Warum etablierte Unternehmen stabiler sind
Der Grund für die längere Lebenserwartung etablierter Unternehmen liegt darin, dass sie den Test der Zeit bestanden haben. Die Wirtschaft ist von unvorhersehbaren Ereignissen geprägt, die schwächere Unternehmen aus dem Markt drängen. Wer es geschafft hat, Jahrzehnte oder gar Jahrhunderte zu überleben, hat bewiesen, dass er sich an unterschiedliche Marktbedingungen anpassen kann. Solche Unternehmen gelten daher als widerstandsfähiger gegen Krisen und wirtschaftliche Schwankungen.

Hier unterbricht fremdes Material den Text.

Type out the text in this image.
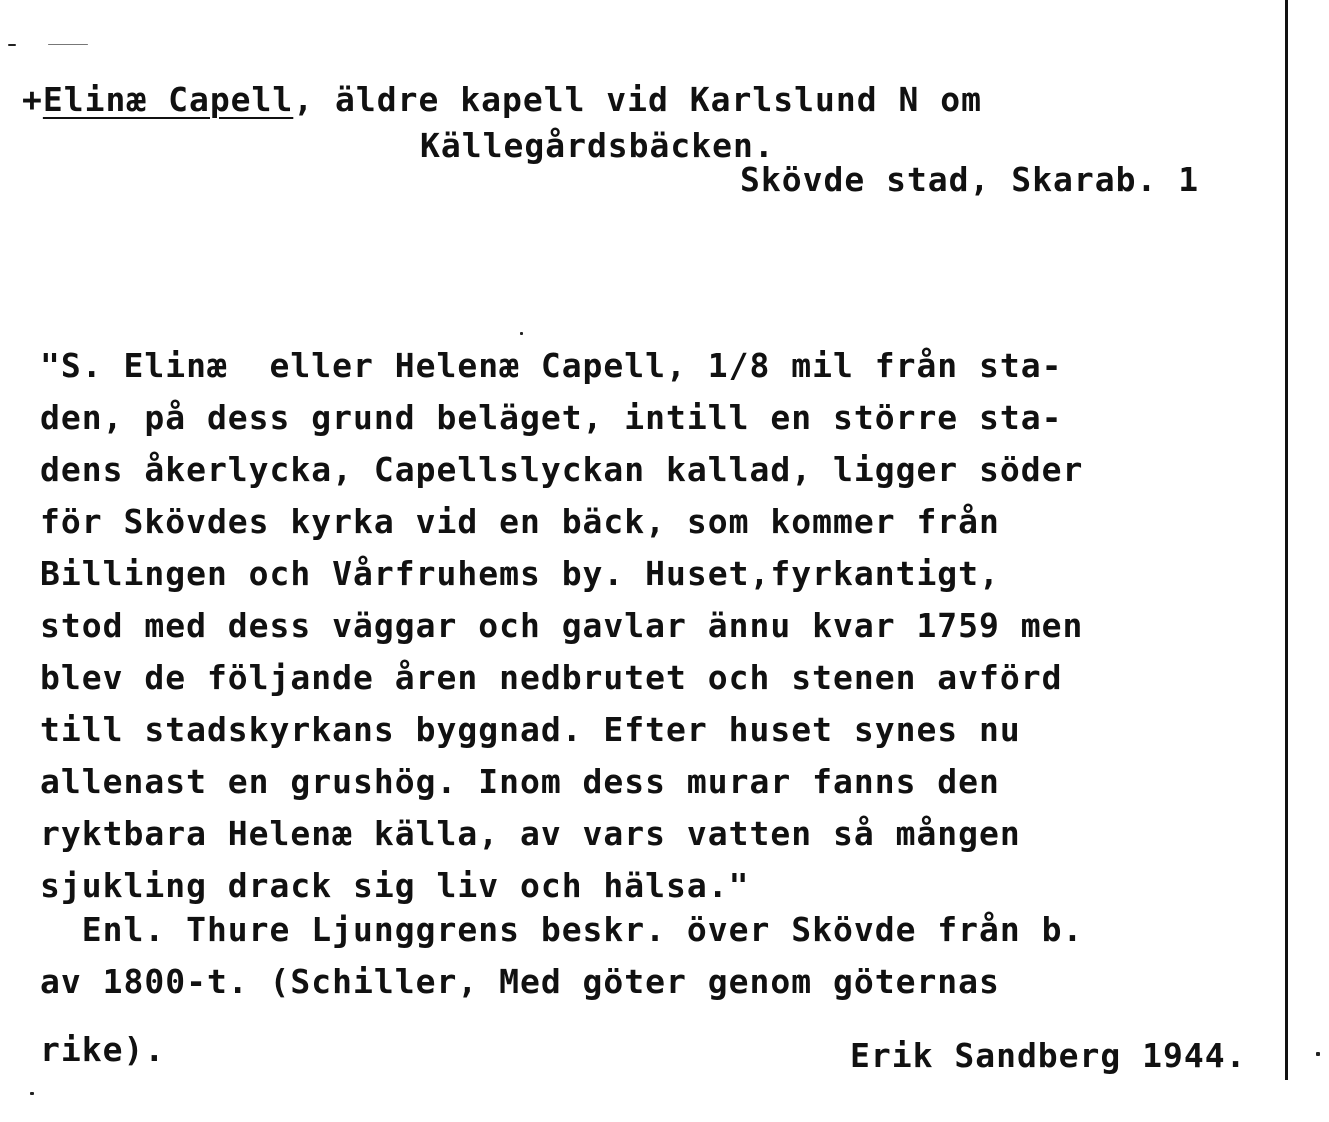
+Elinæ Capell, äldre kapell vid Karlslund N om
Källegårdsbäcken.
Skövde stad, Skarab. 1
"S. Elinæ  eller Helenæ Capell, 1/8 mil från sta-
den, på dess grund beläget, intill en större sta-
dens åkerlycka, Capellslyckan kallad, ligger söder
för Skövdes kyrka vid en bäck, som kommer från
Billingen och Vårfruhems by. Huset,fyrkantigt,
stod med dess väggar och gavlar ännu kvar 1759 men
blev de följande åren nedbrutet och stenen avförd
till stadskyrkans byggnad. Efter huset synes nu
allenast en grushög. Inom dess murar fanns den
ryktbara Helenæ källa, av vars vatten så mången
sjukling drack sig liv och hälsa."
Enl. Thure Ljunggrens beskr. över Skövde från b.
av 1800-t. (Schiller, Med göter genom göternas
rike).	Erik Sandberg 1944.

Risiken von Investitionen in junge Unternehmen
Aus der Perspektive des Lindy-Effekts sind Investitionen in junge Unternehmen mit höheren Risiken verbunden. Während es einige prominente Beispiele für Start-ups gibt, die sich zu globalen Giganten entwickelt haben – etwa Microsoft –, zeigt die Statistik, dass die meisten jungen Unternehmen scheitern oder ihr erwartetes Wachstum nicht erreichen.
Für Investoren stellt sich daher das Problem, dass sie potenzielle Erfolgsgeschichten im Voraus nur schwer identifizieren können. Die vergangenen Jahre haben zudem gezeigt, dass viele nicht profitable Unternehmen stark an Wert gewonnen haben, was jedoch primär der lockeren Geldpolitik der Zentralbanken zu verdanken war. Mit der Straffung der Geldpolitik in Reaktion auf die steigende Inflation sind viele dieser Aktienkurse wieder deutlich gesunken.
Bitcoin und der Lindy-Effekt
Der Lindy-Effekt lässt sich nicht nur auf Unternehmen anwenden, sondern auch auf Innovationen wie Kryptowährungen. Als Bitcoin noch in den Kinderschuhen steckte, herrschten Bedenken hinsichtlich der Sicherheit der Blockchain-Technologie. Doch bisher hat sich die zugrundeliegende Technik bewährt, und es gab keine erfolgreichen Angriffe auf das System. Gemäß dem Lindy-Effekt ist es daher wahrscheinlich, dass Bitcoin noch viele Jahre Bestand haben wird.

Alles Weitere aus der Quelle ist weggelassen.